References and Appendices

3.7 Simulation Dynamics


The whole simulation runs as follows. For each step, each trader collects and processes market information. Internal variables associated with each trader are calculated. According to agent type and values of internal variables, actions are taken by the traders. These actions include limit order submission, market order submission, and order cancellation. The programmed matching engine matches these orders and updates the state of the limit order book. Finally, transactions and limit order book status are published to all traders. The whole simulation procedure is shown in Algorithm 6.

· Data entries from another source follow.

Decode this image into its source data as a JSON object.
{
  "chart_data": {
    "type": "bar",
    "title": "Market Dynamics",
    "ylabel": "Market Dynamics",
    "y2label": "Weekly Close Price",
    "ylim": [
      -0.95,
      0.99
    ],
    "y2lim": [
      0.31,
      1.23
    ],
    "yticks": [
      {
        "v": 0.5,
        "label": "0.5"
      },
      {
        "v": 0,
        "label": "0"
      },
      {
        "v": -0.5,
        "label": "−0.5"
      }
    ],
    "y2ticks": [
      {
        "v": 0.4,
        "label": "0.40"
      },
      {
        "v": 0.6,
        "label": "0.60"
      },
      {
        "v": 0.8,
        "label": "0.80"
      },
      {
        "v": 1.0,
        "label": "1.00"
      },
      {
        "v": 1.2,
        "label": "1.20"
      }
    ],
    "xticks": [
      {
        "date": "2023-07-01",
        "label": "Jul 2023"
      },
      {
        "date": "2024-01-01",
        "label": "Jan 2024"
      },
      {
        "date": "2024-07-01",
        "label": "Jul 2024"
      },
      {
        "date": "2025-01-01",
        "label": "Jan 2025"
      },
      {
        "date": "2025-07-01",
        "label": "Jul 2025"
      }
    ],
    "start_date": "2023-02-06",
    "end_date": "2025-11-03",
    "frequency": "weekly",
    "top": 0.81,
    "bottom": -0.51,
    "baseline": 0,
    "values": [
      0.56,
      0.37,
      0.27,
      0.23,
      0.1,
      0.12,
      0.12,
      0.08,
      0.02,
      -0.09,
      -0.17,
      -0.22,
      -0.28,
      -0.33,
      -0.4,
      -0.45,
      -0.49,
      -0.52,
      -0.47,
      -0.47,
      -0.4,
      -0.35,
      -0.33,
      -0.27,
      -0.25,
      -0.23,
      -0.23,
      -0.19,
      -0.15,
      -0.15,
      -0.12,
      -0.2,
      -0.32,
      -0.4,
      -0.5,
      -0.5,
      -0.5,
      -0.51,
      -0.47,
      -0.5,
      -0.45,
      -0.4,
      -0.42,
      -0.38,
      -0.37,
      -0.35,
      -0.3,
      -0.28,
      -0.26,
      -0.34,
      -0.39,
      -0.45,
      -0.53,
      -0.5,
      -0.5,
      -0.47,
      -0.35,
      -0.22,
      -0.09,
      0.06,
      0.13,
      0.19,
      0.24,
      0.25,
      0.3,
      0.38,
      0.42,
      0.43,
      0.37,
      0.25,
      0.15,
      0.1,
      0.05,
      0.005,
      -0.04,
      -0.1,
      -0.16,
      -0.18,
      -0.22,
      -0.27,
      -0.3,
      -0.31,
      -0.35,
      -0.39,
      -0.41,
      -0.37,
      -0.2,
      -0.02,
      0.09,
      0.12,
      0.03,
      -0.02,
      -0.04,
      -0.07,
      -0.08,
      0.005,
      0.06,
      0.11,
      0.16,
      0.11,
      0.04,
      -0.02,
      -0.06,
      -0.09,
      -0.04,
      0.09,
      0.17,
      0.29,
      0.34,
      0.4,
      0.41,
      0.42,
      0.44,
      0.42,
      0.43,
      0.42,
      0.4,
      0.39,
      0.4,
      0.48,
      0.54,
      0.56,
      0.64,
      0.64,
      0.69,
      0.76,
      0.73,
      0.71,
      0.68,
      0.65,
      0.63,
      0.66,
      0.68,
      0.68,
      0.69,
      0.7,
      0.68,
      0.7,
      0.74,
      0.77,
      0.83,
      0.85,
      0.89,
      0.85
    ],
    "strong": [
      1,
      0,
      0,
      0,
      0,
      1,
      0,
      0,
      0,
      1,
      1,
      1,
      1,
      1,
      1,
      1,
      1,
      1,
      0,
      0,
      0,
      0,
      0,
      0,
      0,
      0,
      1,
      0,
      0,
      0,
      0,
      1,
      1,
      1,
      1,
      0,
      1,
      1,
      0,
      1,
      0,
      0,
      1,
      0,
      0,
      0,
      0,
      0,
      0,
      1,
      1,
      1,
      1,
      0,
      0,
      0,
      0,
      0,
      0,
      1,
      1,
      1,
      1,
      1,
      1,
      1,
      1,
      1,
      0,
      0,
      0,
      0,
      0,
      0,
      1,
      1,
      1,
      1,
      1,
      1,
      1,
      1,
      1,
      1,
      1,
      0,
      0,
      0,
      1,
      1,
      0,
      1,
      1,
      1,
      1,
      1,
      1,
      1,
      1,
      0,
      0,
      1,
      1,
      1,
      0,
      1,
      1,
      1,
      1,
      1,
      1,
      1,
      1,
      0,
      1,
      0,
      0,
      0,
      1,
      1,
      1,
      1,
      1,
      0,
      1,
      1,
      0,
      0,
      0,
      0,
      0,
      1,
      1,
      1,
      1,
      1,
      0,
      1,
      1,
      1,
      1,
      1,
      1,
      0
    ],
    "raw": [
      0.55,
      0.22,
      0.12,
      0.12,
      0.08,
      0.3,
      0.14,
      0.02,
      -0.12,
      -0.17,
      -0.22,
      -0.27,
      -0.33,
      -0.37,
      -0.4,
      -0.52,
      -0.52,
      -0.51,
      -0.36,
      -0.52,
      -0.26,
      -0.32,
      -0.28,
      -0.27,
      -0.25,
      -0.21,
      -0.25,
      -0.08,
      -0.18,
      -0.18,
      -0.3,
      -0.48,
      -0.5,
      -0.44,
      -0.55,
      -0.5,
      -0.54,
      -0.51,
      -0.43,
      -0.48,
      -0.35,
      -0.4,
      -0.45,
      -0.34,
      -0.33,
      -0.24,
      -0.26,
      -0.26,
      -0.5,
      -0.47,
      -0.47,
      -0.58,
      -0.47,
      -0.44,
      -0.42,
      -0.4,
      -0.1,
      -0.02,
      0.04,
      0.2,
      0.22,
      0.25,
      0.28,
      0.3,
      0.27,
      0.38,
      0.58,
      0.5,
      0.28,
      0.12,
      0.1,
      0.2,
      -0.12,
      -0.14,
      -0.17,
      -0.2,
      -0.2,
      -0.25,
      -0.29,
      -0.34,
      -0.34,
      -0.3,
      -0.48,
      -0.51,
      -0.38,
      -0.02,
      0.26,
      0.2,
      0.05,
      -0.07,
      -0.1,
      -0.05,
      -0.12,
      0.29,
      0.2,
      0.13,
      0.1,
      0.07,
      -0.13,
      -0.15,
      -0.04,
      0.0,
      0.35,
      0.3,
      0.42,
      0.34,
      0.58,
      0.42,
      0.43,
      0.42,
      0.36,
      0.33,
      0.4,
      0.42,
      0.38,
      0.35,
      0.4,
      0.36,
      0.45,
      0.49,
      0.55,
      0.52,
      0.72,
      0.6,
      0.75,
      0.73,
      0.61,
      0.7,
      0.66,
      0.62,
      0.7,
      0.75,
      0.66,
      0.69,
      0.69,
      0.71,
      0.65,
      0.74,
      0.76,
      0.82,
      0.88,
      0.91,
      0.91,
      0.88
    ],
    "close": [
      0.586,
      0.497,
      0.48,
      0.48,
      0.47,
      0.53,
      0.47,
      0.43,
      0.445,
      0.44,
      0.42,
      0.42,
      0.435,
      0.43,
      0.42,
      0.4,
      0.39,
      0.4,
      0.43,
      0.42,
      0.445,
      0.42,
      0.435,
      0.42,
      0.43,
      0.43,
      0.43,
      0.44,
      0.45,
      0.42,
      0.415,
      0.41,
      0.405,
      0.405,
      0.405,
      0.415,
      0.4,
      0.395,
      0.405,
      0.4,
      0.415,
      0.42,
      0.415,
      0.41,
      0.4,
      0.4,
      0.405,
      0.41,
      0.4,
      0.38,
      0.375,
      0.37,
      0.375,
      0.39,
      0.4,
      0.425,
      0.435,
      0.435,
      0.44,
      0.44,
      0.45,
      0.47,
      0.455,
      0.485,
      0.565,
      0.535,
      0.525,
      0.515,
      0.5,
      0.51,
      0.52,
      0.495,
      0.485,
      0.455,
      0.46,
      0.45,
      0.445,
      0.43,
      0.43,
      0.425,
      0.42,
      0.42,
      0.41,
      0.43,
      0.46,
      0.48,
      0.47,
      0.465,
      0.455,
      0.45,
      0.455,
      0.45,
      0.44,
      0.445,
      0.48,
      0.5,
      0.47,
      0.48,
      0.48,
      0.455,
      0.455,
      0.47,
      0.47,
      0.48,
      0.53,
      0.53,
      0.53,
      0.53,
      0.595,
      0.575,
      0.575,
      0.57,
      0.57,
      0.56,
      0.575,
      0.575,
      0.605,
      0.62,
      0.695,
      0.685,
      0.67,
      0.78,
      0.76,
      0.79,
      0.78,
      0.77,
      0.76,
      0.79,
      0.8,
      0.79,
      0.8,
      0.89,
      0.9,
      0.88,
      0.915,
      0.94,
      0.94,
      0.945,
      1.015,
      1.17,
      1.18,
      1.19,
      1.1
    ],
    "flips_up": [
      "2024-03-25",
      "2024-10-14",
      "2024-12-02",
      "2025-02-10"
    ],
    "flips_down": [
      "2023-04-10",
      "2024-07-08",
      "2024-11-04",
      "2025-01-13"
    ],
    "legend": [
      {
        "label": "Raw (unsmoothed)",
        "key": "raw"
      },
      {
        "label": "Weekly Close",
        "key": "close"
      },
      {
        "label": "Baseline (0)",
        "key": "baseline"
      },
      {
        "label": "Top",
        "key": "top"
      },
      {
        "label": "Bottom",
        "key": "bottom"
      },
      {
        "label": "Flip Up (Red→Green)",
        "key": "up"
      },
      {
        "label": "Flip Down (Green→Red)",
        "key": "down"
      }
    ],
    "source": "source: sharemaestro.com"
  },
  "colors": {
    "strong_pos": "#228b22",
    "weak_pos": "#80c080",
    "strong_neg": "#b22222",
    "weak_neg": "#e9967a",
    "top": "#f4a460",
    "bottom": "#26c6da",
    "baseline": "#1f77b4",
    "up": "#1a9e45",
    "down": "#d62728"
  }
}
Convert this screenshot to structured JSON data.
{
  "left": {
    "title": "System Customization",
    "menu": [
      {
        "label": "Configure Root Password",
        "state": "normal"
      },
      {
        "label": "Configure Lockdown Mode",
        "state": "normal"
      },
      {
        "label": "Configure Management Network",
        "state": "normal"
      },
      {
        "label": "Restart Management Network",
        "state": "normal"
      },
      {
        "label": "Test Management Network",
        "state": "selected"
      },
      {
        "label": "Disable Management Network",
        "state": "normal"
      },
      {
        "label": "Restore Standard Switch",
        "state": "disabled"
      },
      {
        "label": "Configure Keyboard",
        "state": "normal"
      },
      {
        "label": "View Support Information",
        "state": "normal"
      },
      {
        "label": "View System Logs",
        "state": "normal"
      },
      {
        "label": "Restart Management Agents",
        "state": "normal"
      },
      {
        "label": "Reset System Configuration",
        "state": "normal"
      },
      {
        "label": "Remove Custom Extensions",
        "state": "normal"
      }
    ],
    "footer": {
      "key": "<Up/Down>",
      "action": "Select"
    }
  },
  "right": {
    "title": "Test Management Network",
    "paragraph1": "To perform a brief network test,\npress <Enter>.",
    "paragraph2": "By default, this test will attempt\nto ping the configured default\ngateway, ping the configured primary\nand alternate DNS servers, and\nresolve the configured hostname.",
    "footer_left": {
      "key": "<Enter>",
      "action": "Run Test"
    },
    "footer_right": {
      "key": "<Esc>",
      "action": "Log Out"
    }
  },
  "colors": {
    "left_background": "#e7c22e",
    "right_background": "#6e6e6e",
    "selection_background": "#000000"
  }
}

We suggest that the proposed five types of traders reflect a sufficiently realistic and diverse market environment. According to O’Hara (1995), there are three major market-microstructure trader types: uninformed traders, informed traders and market makers. The noise traders in our model correspond to uninformed traders, while market makers in the proposed model obviously correspond to the market makers in literature. The remaining three types of traders represent informed traders in our model. Specifically, fundamental traders utilise exogenous information implied by the fundamental value, while the two types of momentum traders exploit the endogenous technical indicator information. In addition, among the informed traders some perceived trading opportunities are based only on an analysis of short-horizon returns, while others focus on market information revealed by long-term return horizons. This is reflected by the division of momentum traders into long-term and short-term momentum traders. Overall, a sea of different informed and uninformed traders in the proposed model compete with each other, with market makers providing liquidity and ensuring realistic limit order book behaviours. In conclusion, the proposed model with five types of traders represents a complete range of micro-behaviours of real financial markets.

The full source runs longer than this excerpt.